Jean Asselborn met en garde contre une désintégration de l’Irak et ne voit pas de futur pour le gouvernement de Nouri Al-Maliki

Si ces conclusions ne mentionnent pas le sort du Premier ministre chiite Nouri Al-Maliki, le ministre luxembourgeois Jean Asselborn a été plus franc lors de sa conférence de presse : Malgré la victoire du parti chiite aux législatives du 30 avril 2014, il ne voit pas de futur pour ce gouvernement, pour la simple raison "qu‘avec Al-Maliki, on n’arrivera pas à avoir un gouvernement qui sera accepté par les trois communautés". Le ministre a précisé que même l’Iran, pays à domination chiite, aurait déconseillé récemment au Premier ministre irakien de continuer ainsi. Le ministre a néanmoins appelé à ne pas commettre "la même erreur" qu’en Syrie où "l’option principale était que le président Assad doit partir". "Avec tous les reproches qu’on peut faire à Al-Maliki, il n’est pas Assad, on ne peut pas les comparer. La Syrie est considérée comme beaucoup plus antidémocratique que l’Irak où des élections ont eu lieu qui reflètent l’opinion du peuple", a-t-il souligné. "Le message a été clair. Il faut un gouvernement inclusif ce qui veut dire implicitement qu’il faut un nouveau Premier ministre qui soit reconnu par toutes les communautés".

Pour Jean Asselborn, la raison du conflit se trouve dans les huit ans de règne du Premier ministre chiite Al-Maliki "qui n’a pas réussi à former un gouvernement inclusif". Il précise qu’il y a des "divisions féroces" entre les sunnites et chiites.

Il a mis en garde contre la désintégration totale de l’Etat irakien. "Il y a la crainte que l’Irak puisse tomber entre les mains de terroristes  qui sont pires qu’Al-Qaïda". Il a cité une source palestinienne, selon laquelle la crise en Irak pourrait s’avérer "une catastrophe terrible, pire que la Syrie, avec une vraie guerre civile".

Il a exclu toute intervention militaire puisque celle-ci "servirait un gouvernement qui n’est pas soutenu par son propre peuple". La meilleure façon de résoudre ce conflit serait d’engager beaucoup plus les pays de la région, telle que la Ligue arabe ou le GCC, juge-t-il, ajoutant que "l’Europe devrait pousser dans cette direction".

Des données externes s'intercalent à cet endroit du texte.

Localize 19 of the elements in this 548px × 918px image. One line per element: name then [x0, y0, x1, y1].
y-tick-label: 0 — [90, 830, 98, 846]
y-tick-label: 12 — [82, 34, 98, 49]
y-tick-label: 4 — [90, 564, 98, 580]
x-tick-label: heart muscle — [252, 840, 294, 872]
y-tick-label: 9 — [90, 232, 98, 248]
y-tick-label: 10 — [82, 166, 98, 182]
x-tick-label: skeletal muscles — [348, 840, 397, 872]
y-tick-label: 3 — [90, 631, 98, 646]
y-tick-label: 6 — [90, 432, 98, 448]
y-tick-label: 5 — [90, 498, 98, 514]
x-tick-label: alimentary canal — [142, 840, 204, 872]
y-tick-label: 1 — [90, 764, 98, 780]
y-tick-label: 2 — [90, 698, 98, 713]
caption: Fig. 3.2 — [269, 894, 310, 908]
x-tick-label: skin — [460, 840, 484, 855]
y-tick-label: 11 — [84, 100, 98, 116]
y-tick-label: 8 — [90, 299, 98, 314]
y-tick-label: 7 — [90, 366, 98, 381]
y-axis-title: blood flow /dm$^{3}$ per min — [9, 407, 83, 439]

Le Conseil renforce les sanctions contre le régime syrien

Le Conseil AE a par ailleurs renforcé les sanctions existantes contre le régime syrien en vertu de la "gravité de la situation dans le pays", avec un nouveau gel des avoirs et une interdiction de voyager dans l’UE pour 12 ministres en raison de leur "responsabilité pour des violations des droits de l’homme", ce qui porte le nombre de personnes sanctionnées à 191. Le ministre luxembourgeois, Jean Asselborn, a précisé qu’il y a trois millions de réfugiés dont un million au Liban. "42 % de la population libanaise sont des réfugiés – c’est comme si le Royaume-Uni devrait accueillir les populations de la Roumanie et de la Bulgarie", a-t-il souligné.

Le Conseil suspend des visites officielles en Thaïlande en signe de protestation

Exprimant leur "forte préoccupation", les ministres ont appelé la junte qui a pris le pouvoir en Thaïlande lors d’un coup d’Etat le 22 mai, à "rétablir, en urgence, le processus démocratique légitime et la Constitution, par le moyen d'élections crédibles et représentatives". En signe de protestation, "les visites officielles vers (la Thaïlande) et de Thaïlande ont été suspendues" et "l'UE et ses Etats membres ne signeront pas l'Accord de partenariat et de coopération avec la Thaïlande tant qu'un gouvernement démocratiquement élu ne sera pas nommé", selon le texte. La junte thaïlandaise s'est dite "déçue" de cette décision, appelant les Européens à "réexaminer la situation" et à être patients.